The first day of the workshop was a tutorial session demonstrating the capabilities of the sandbox environment created by NDS developers, called NDS Labs. This environment enables developers to discover, re-use and build service stacks consisting of interoperating containerized tools , services and applications. Organized around Docker containers and Kubernetes, NDS Labs defines a service specification language (based on JSON) to connect containers along dependency chains, expose configuration options and shareable data volumes. It also provides a client API and web interface for adding new service specifications and launching the associated container stacks for development. The developers demonstrated examples of such integration involving iRODS data storage and a data management platform, Dataverse. NDS Labs is designed to be both installable on a user's personal machine and for production-scale deployment. The NDS Consortium encourages the development of pilot projects that try to enable interoperation between distinct efforts, to create a system deployable in NDS labs.
The latter two days of the workshop included several panel talks spanning the data cycle spectrum, starting with data generation, data curation, publishing and sustainability. The goal was to determine the role that NDS can play in designing a common architecture that encapsulates all these requirements and drives tool and service creation that works towards the NDS vision of a "federated, interoperable and integrated" national-scale data service.
From the GABBS project perspective it is not yet clear how we would contribute / use NDS Labs since the HUBzero infrastructure provides the necessary development environment for tools (Rappture, the workspace environment). The common data access protocols have not yet been defined for NDS, and so it is not clear how we would use/re-purpose our pre-existing infrastructure to enable interoperability with NDS services. As a starting point, it might be instructive to attempt to integrate a sample hub tool like geobuilder with a data transformation service like NCSA's BrownDog opening up the different file formats on which the geobuilder tool can be invoked (formats not directly usable in Geobuilder can be transformed using BrownDog). This integration experiment could be carried out in NDS Labs , but would require containerizing the geobuilder tool as well as our current data management infrastructure (iRODS).
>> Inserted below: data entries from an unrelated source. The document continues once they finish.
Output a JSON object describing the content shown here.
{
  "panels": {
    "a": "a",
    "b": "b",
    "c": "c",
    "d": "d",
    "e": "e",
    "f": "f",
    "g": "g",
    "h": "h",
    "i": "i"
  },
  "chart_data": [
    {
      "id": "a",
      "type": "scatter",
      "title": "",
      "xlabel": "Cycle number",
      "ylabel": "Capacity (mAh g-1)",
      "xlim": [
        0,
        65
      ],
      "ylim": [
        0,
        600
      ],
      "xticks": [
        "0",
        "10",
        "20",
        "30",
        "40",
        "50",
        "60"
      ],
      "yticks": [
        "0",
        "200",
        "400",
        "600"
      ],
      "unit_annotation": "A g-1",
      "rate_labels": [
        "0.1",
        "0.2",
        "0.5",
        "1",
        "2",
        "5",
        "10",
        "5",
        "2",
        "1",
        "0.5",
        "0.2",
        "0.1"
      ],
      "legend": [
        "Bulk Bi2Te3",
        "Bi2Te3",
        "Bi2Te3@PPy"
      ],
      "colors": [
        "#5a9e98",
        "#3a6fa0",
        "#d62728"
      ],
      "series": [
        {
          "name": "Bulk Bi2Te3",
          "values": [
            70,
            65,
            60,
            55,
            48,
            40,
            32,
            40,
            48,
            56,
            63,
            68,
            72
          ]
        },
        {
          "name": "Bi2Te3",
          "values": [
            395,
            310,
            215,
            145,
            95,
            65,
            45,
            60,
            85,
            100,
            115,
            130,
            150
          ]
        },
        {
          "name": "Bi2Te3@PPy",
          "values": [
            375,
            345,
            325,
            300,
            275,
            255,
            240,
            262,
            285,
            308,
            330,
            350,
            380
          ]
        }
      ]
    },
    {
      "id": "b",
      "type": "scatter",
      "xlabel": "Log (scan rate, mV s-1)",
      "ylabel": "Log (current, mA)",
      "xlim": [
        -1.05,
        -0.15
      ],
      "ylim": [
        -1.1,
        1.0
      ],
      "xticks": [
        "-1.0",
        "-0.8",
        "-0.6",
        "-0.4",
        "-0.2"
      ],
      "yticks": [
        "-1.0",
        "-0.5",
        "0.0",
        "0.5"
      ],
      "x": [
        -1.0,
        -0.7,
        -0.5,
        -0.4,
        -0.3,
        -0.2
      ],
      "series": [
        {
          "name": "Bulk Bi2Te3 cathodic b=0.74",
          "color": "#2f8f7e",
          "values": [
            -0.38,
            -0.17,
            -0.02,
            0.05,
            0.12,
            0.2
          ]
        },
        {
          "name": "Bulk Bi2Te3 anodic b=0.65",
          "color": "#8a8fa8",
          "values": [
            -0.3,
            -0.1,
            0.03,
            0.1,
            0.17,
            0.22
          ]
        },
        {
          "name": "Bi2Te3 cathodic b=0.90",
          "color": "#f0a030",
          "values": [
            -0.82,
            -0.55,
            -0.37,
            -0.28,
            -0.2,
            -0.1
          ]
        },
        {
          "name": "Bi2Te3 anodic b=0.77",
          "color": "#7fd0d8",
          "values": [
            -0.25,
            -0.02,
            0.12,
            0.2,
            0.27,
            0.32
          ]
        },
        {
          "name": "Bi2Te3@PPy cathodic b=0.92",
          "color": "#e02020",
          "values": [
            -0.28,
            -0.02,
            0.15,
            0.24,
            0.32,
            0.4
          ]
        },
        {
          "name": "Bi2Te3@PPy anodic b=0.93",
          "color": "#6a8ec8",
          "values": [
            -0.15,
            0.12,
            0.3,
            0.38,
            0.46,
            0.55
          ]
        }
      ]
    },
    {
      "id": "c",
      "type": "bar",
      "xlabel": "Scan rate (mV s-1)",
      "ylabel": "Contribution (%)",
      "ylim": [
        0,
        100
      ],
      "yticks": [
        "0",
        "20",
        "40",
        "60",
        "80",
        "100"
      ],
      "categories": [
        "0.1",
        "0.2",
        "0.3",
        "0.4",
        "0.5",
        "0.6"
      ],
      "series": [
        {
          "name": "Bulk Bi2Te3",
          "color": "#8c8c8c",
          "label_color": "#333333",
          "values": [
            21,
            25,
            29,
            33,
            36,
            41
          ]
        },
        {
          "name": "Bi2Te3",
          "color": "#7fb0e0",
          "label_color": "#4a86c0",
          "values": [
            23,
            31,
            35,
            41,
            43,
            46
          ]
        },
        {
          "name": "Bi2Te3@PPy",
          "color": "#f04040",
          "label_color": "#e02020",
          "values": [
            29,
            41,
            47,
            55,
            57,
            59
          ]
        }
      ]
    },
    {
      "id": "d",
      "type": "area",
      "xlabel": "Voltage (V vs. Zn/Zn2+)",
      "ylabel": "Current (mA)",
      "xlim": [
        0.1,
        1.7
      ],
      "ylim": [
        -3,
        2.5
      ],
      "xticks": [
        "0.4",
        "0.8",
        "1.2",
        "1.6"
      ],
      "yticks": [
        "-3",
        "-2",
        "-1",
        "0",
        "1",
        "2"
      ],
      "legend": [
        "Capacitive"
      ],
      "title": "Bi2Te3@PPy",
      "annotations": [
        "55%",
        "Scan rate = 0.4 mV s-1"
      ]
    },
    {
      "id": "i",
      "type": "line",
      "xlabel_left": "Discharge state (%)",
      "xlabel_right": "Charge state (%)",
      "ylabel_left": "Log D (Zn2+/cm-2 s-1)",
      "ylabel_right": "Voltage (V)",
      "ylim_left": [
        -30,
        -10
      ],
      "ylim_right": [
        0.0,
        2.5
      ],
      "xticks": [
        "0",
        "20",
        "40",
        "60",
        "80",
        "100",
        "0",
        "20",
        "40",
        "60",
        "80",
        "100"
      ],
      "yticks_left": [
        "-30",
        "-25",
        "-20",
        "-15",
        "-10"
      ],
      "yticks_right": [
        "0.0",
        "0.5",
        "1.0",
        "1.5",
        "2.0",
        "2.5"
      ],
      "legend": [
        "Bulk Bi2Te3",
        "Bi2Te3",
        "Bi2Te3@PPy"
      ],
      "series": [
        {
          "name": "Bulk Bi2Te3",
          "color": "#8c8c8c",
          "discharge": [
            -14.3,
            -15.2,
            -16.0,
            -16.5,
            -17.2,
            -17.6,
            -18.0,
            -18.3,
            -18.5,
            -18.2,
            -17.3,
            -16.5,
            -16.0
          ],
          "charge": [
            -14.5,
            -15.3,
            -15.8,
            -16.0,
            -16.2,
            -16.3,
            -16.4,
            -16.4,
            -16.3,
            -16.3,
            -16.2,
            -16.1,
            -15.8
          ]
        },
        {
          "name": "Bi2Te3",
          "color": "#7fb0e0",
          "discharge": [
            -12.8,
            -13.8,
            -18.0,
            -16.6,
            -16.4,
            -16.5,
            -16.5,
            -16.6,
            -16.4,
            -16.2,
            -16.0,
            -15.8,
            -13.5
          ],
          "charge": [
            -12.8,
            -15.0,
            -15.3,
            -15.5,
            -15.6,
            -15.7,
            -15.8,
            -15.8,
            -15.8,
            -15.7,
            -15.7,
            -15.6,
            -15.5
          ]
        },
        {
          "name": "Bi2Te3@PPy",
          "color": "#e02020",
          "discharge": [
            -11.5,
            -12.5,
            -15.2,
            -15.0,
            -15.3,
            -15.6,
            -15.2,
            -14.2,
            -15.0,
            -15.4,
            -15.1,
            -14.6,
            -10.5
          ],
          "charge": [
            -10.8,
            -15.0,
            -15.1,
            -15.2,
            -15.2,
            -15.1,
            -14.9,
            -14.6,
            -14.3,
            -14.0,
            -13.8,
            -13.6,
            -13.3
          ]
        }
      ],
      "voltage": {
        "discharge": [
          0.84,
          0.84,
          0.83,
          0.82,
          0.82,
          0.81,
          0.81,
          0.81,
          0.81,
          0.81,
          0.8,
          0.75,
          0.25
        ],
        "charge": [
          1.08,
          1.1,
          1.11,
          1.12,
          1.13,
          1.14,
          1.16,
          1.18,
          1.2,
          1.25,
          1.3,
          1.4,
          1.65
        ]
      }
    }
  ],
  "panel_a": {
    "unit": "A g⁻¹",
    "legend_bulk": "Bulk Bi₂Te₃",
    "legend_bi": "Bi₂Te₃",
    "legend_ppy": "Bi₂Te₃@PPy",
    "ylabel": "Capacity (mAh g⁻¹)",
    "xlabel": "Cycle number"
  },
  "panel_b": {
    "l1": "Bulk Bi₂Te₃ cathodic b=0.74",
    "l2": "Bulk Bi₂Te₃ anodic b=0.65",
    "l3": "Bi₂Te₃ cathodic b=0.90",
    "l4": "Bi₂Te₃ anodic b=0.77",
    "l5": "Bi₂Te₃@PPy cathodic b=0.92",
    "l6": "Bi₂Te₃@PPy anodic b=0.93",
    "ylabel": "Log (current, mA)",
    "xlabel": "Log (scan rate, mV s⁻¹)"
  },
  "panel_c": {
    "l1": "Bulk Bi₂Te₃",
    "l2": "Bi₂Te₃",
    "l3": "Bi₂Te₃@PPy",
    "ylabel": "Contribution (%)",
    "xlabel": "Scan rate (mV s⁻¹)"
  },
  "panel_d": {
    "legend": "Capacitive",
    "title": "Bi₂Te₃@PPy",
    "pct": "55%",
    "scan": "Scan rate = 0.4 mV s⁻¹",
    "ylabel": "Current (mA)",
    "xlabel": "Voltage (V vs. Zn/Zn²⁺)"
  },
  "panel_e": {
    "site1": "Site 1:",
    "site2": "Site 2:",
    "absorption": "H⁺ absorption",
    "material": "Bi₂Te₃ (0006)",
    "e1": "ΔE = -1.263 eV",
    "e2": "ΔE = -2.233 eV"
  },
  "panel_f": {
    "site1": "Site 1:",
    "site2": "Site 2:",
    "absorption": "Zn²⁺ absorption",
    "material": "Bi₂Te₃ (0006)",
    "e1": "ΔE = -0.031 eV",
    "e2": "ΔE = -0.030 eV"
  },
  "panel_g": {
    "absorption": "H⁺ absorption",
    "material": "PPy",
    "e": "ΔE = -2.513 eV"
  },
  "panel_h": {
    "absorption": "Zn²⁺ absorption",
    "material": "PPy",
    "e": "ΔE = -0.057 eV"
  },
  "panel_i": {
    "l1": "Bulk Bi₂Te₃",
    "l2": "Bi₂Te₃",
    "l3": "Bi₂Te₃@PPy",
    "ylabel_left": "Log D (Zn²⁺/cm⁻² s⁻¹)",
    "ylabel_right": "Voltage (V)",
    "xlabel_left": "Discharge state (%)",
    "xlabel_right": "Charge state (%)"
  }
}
It is also not clear what role a containerized version of the HUBzero CMS would play in the NDS space; however individual components of HUBzero like the Rappture tool development kit seem immediately usable if containerized.
In addition to learning about NDS, we were also made aware of several projects with similar goals to us, Dataverse, Discovery Environment, Sciserver and Scidrive. Discovery Environment is a creation of the iPlant collaborative that uses iRODS heavily and has driven several iRODS (which is also highly relevant to us) improvements in the recent past. A researcher from U of Colorado, Boulder's LASP Group (http://lasp.colorado.edu/home/) mentioned their work using OpenDAP to subset and serve large data files and their interest in integrating it with iRODS storage. He also mentioned their work on a common data format used as an intermediate for data transformation from a source to target format. This might be instructive towards our ideas on a similar common data format enabling interoperability of geospatial data.